Attenzione: L'autore del sito ha realizzato questa pagina al solo scopo di segnalare le caricature del dittatore italiano presenti negli albi di Asterix, come per tutti gli altri personaggi celebri. Non esprime alcun sentimento di ammirazione per la sua figura ed è, anzi, un convinto antifascista.


Benito Mussolini nacque nel 1883 a Predappio, vicino Forlì, figlio di Alessandro, fabbro, socialista più volte processato, e Rosa Maltoni maestra elementare. Mussolini studiò prima al collegio salesiano, poi nel collegio Carducci di Forlimpopoli. Nel 1900 si iscrisse al partito socialista e si diplomò maestro l'anno dopo.

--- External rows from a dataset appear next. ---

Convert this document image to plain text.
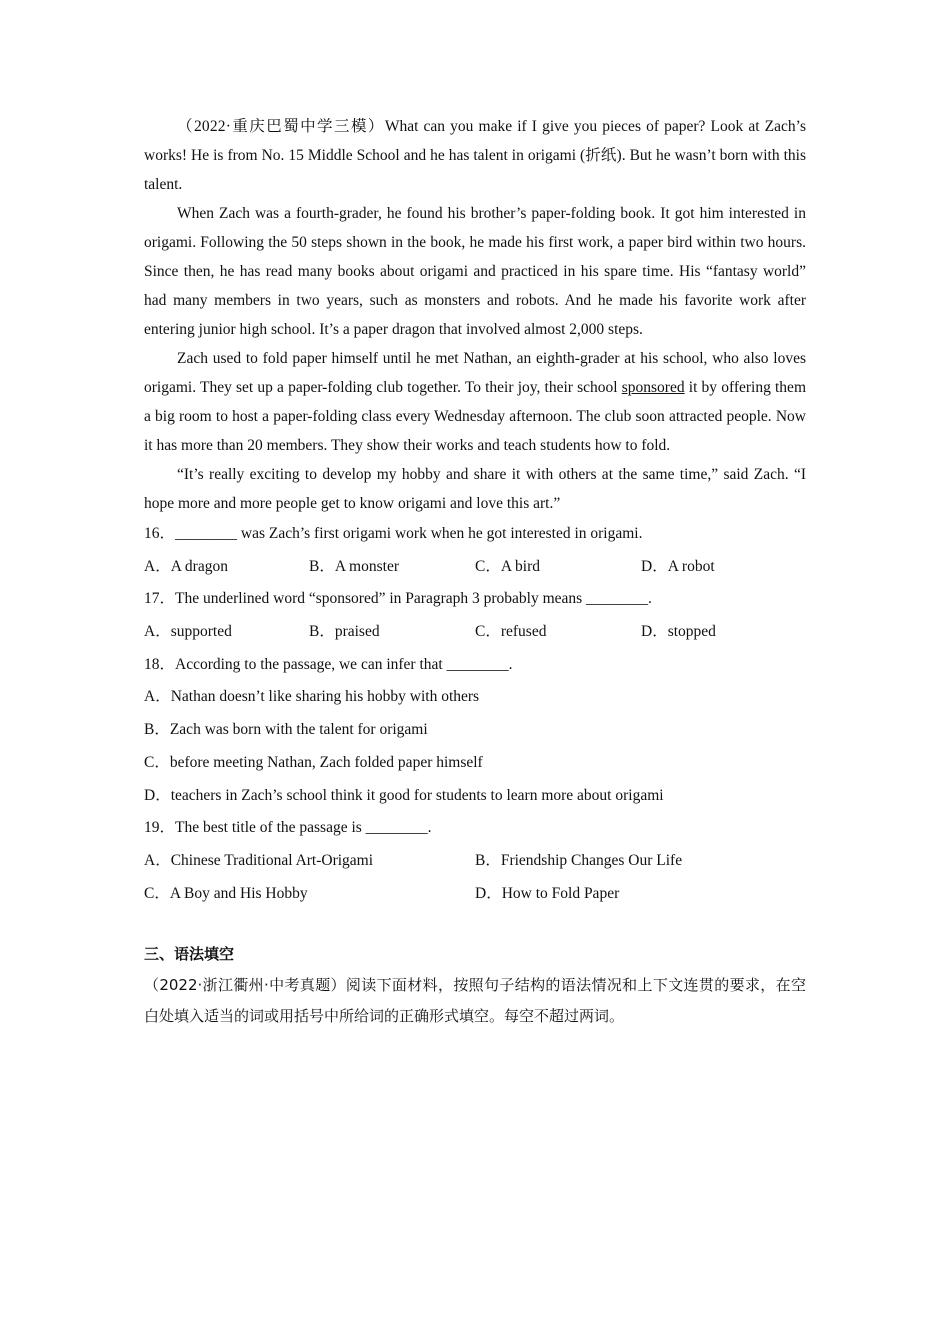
（2022·重庆巴蜀中学三模）What can you make if I give you pieces of paper? Look at Zach’s works! He is from No. 15 Middle School and he has talent in origami (折纸). But he wasn’t born with this talent.

When Zach was a fourth-grader, he found his brother’s paper-folding book. It got him interested in origami. Following the 50 steps shown in the book, he made his first work, a paper bird within two hours. Since then, he has read many books about origami and practiced in his spare time. His “fantasy world” had many members in two years, such as monsters and robots. And he made his favorite work after entering junior high school. It’s a paper dragon that involved almost 2,000 steps.

Zach used to fold paper himself until he met Nathan, an eighth-grader at his school, who also loves origami. They set up a paper-folding club together. To their joy, their school sponsored it by offering them a big room to host a paper-folding class every Wednesday afternoon. The club soon attracted people. Now it has more than 20 members. They show their works and teach students how to fold.

“It’s really exciting to develop my hobby and share it with others at the same time,” said Zach. “I hope more and more people get to know origami and love this art.”

16．________ was Zach’s first origami work when he got interested in origami.

A．A dragon	B．A monster	C．A bird	D．A robot

17．The underlined word “sponsored” in Paragraph 3 probably means ________.

A．supported	B．praised	C．refused	D．stopped

18．According to the passage, we can infer that ________.

A．Nathan doesn’t like sharing his hobby with others

B．Zach was born with the talent for origami

C．before meeting Nathan, Zach folded paper himself

D．teachers in Zach’s school think it good for students to learn more about origami

19．The best title of the passage is ________.

A．Chinese Traditional Art-Origami	B．Friendship Changes Our Life
C．A Boy and His Hobby	D．How to Fold Paper

三、语法填空

（2022·浙江衢州·中考真题）阅读下面材料，按照句子结构的语法情况和上下文连贯的要求，在空白处填入适当的词或用括号中所给词的正确形式填空。每空不超过两词。
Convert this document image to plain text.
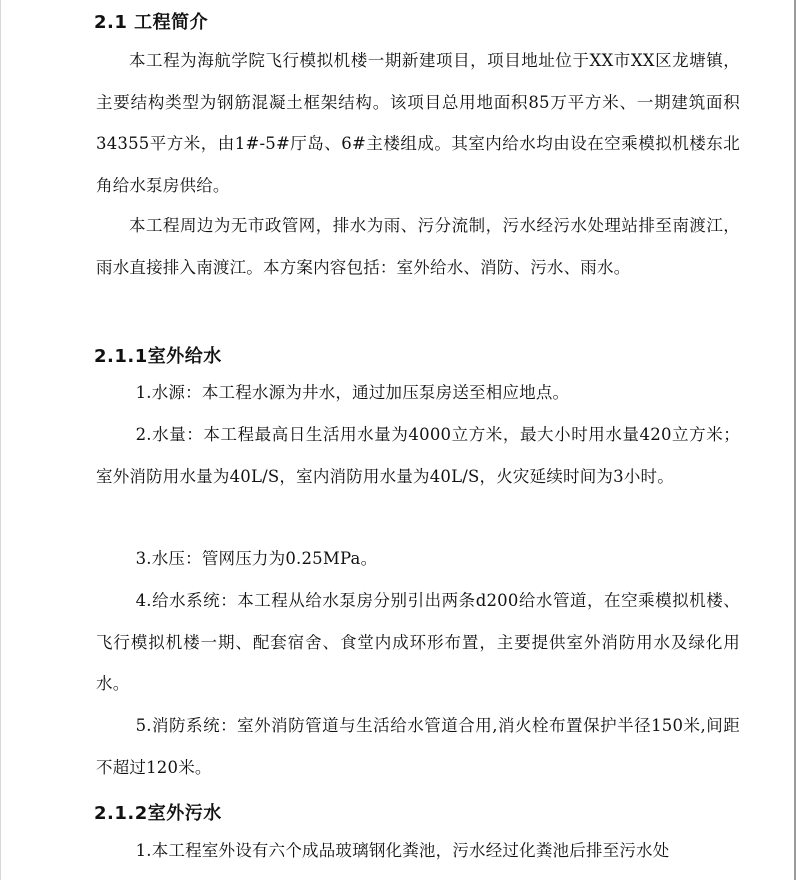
2.1 工程简介

本工程为海航学院飞行模拟机楼一期新建项目，项目地址位于XX市XX区龙塘镇，主要结构类型为钢筋混凝土框架结构。该项目总用地面积85万平方米、一期建筑面积34355平方米，由1#-5#厅岛、6#主楼组成。其室内给水均由设在空乘模拟机楼东北角给水泵房供给。

本工程周边为无市政管网，排水为雨、污分流制，污水经污水处理站排至南渡江，雨水直接排入南渡江。本方案内容包括：室外给水、消防、污水、雨水。

2.1.1室外给水

1.水源：本工程水源为井水，通过加压泵房送至相应地点。

2.水量：本工程最高日生活用水量为4000立方米，最大小时用水量420立方米；室外消防用水量为40L/S，室内消防用水量为40L/S，火灾延续时间为3小时。

3.水压：管网压力为0.25MPa。

4.给水系统：本工程从给水泵房分别引出两条d200给水管道，在空乘模拟机楼、飞行模拟机楼一期、配套宿舍、食堂内成环形布置，主要提供室外消防用水及绿化用水。

5.消防系统：室外消防管道与生活给水管道合用,消火栓布置保护半径150米,间距不超过120米。

2.1.2室外污水

1.本工程室外设有六个成品玻璃钢化粪池，污水经过化粪池后排至污水处
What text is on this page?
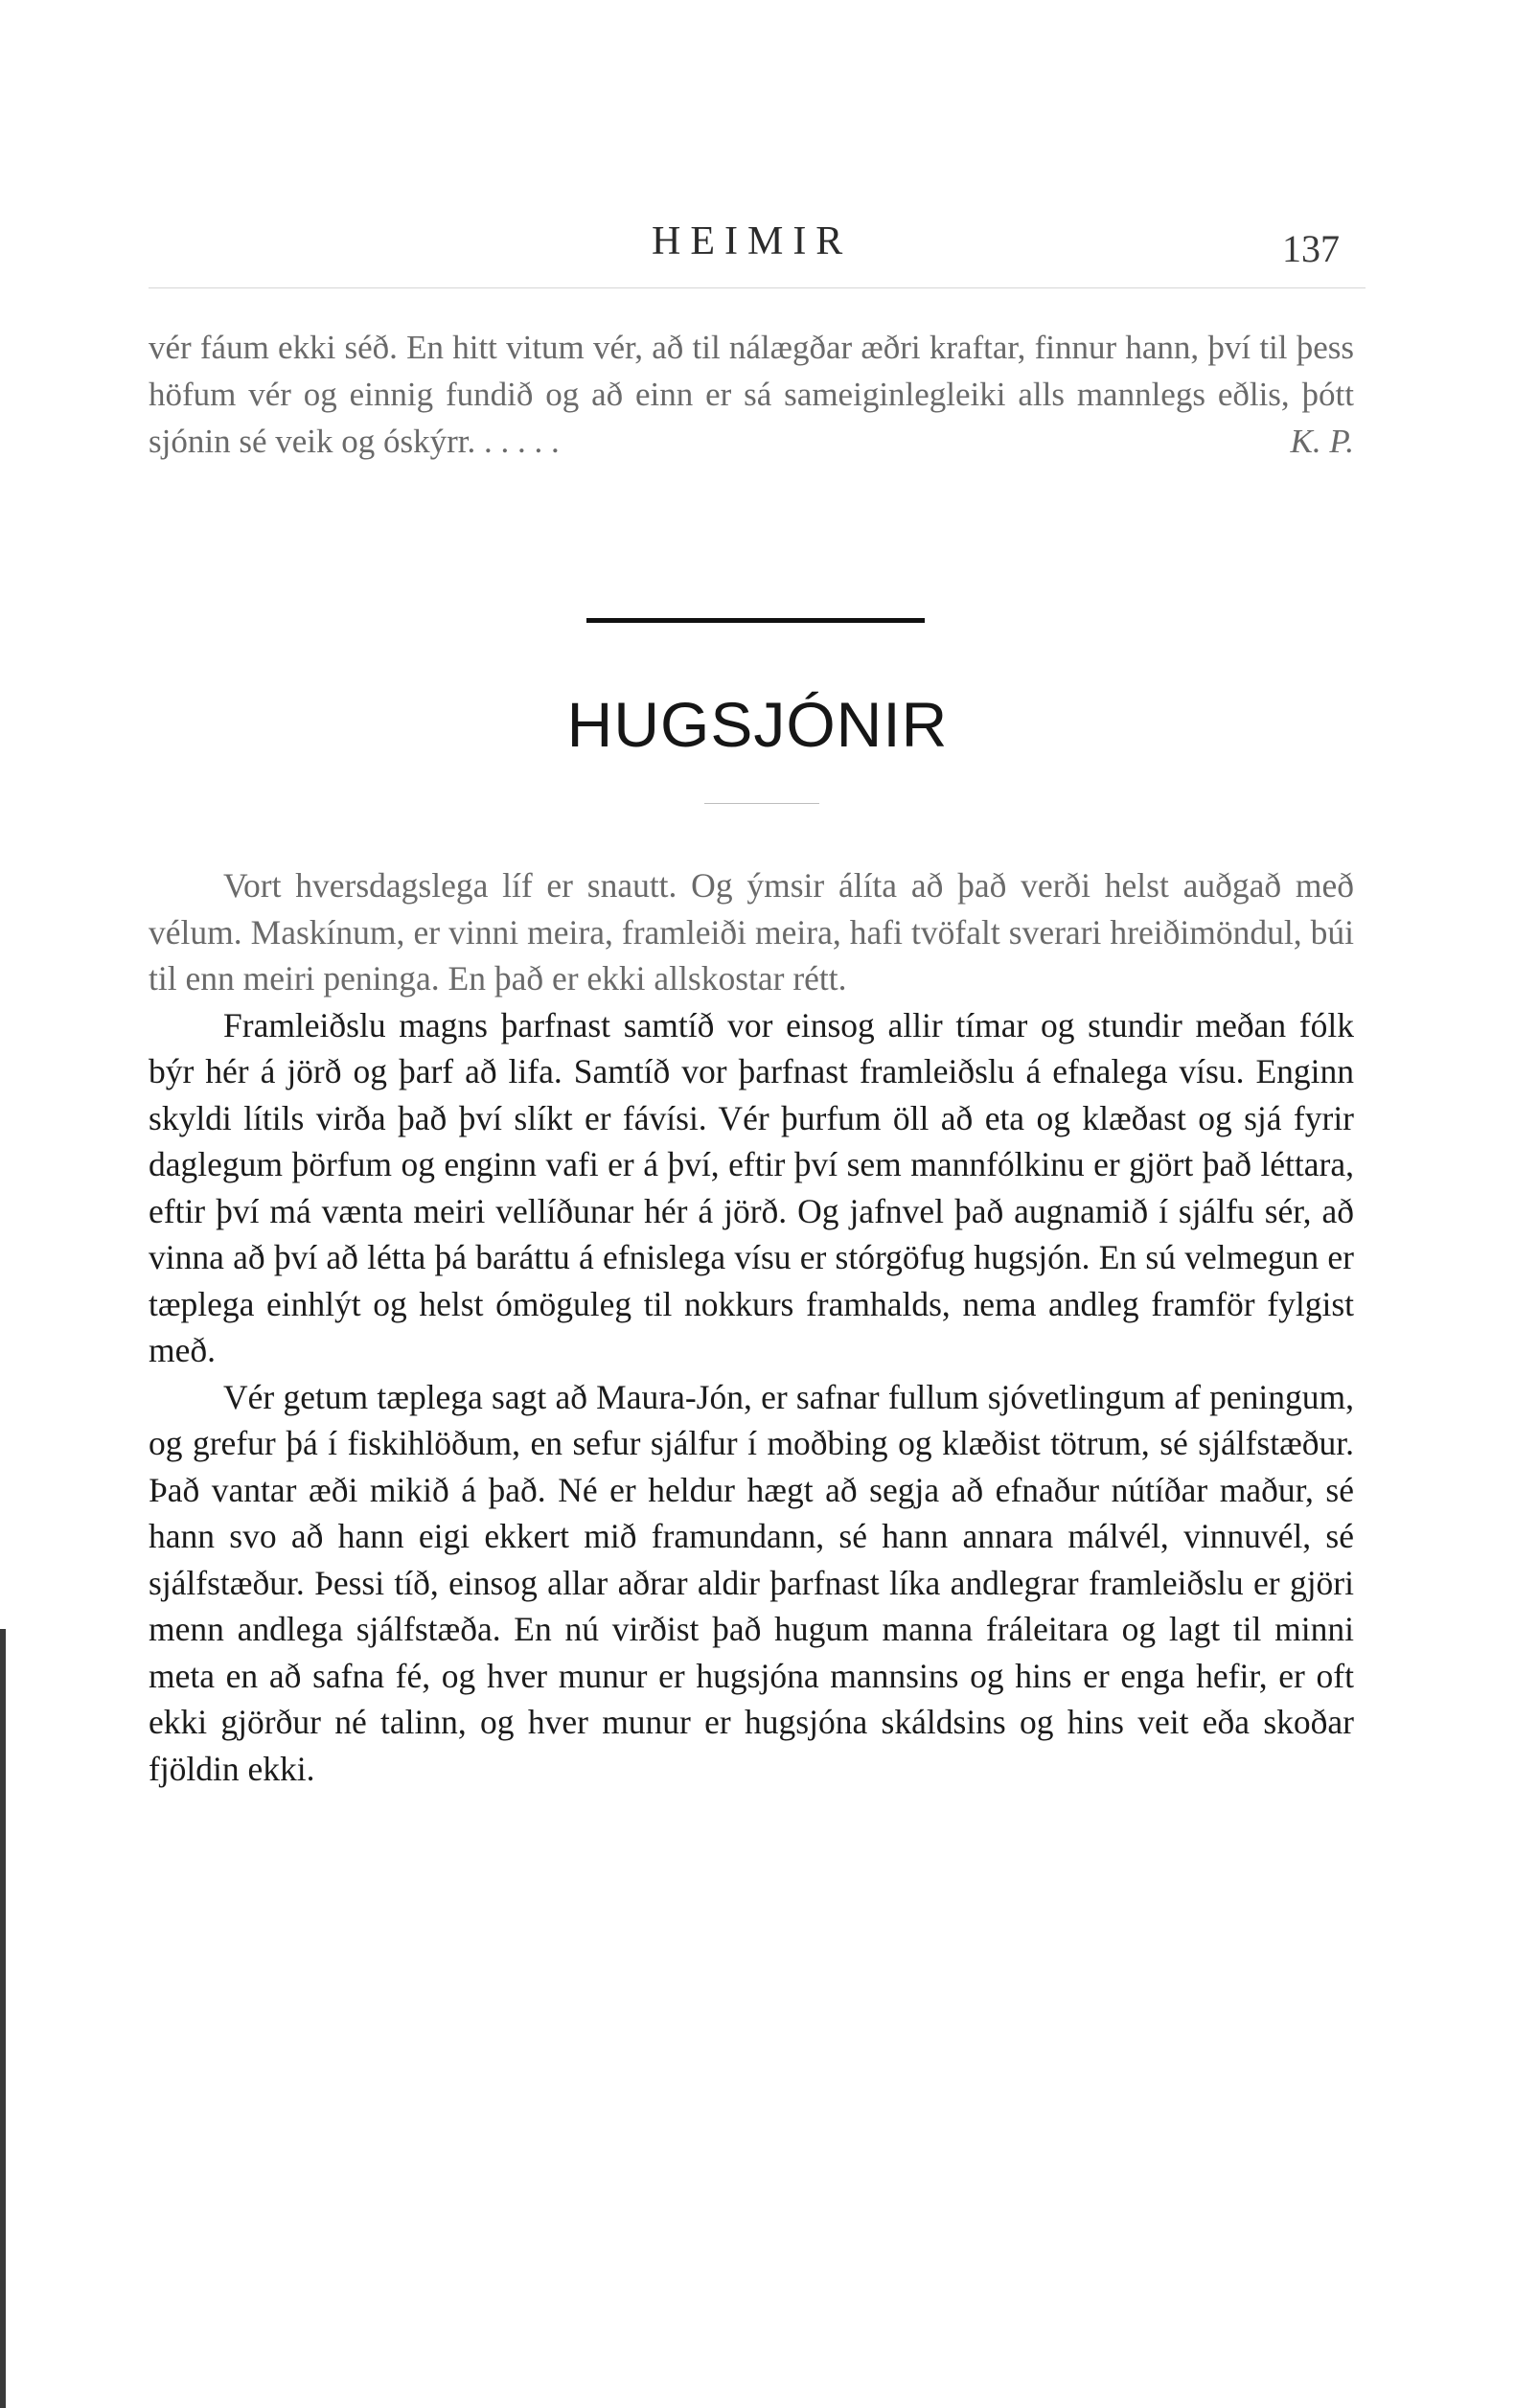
HEIMIR	137

vér fáum ekki séð. En hitt vitum vér, að til nálægðar æðri kraftar, finnur hann, því til þess höfum vér og einnig fundið og að einn er sá sameiginlegleiki alls mannlegs eðlis, þótt sjónin sé veik og óskýrr. . . . . .	K. P.

HUGSJÓNIR

Vort hversdagslega líf er snautt. Og ýmsir álíta að það verði helst auðgað með vélum. Maskínum, er vinni meira, framleiði meira, hafi tvöfalt sverari hreiðimöndul, búi til enn meiri peninga. En það er ekki allskostar rétt.

Framleiðslu magns þarfnast samtíð vor einsog allir tímar og stundir meðan fólk býr hér á jörð og þarf að lifa. Samtíð vor þarfnast framleiðslu á efnalega vísu. Enginn skyldi lítils virða það því slíkt er fávísi. Vér þurfum öll að eta og klæðast og sjá fyrir daglegum þörfum og enginn vafi er á því, eftir því sem mannfólkinu er gjört það léttara, eftir því má vænta meiri vellíðunar hér á jörð. Og jafnvel það augnamið í sjálfu sér, að vinna að því að létta þá baráttu á efnislega vísu er stórgöfug hugsjón. En sú velmegun er tæplega einhlýt og helst ómöguleg til nokkurs framhalds, nema andleg framför fylgist með.

Vér getum tæplega sagt að Maura-Jón, er safnar fullum sjóvetlingum af peningum, og grefur þá í fiskihlöðum, en sefur sjálfur í moðbing og klæðist tötrum, sé sjálfstæður. Það vantar æði mikið á það. Né er heldur hægt að segja að efnaður nútíðar maður, sé hann svo að hann eigi ekkert mið framundann, sé hann annara málvél, vinnuvél, sé sjálfstæður. Þessi tíð, einsog allar aðrar aldir þarfnast líka andlegrar framleiðslu er gjöri menn andlega sjálfstæða. En nú virðist það hugum manna fráleitara og lagt til minni meta en að safna fé, og hver munur er hugsjóna mannsins og hins er enga hefir, er oft ekki gjörður né talinn, og hver munur er hugsjóna skáldsins og hins veit eða skoðar fjöldin ekki.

Nel 1902 andò in Svizzera per sottrarsi al servizio militare, rientrò in Italia nel 1904 grazie all'amnistia e fece il bersagliere a Verona. La sua attività giornalistica anticlericale lo portò a Trento a dirigere L'avvenire del lavoratore, ma venne espulso, quindi tornò a Forlì nel 1909 dove conobbe Rachele Guidi, che poi sposò nel 1915. Venne condannato per la propaganda contro la guerra Libica a 5 mesi di carcere.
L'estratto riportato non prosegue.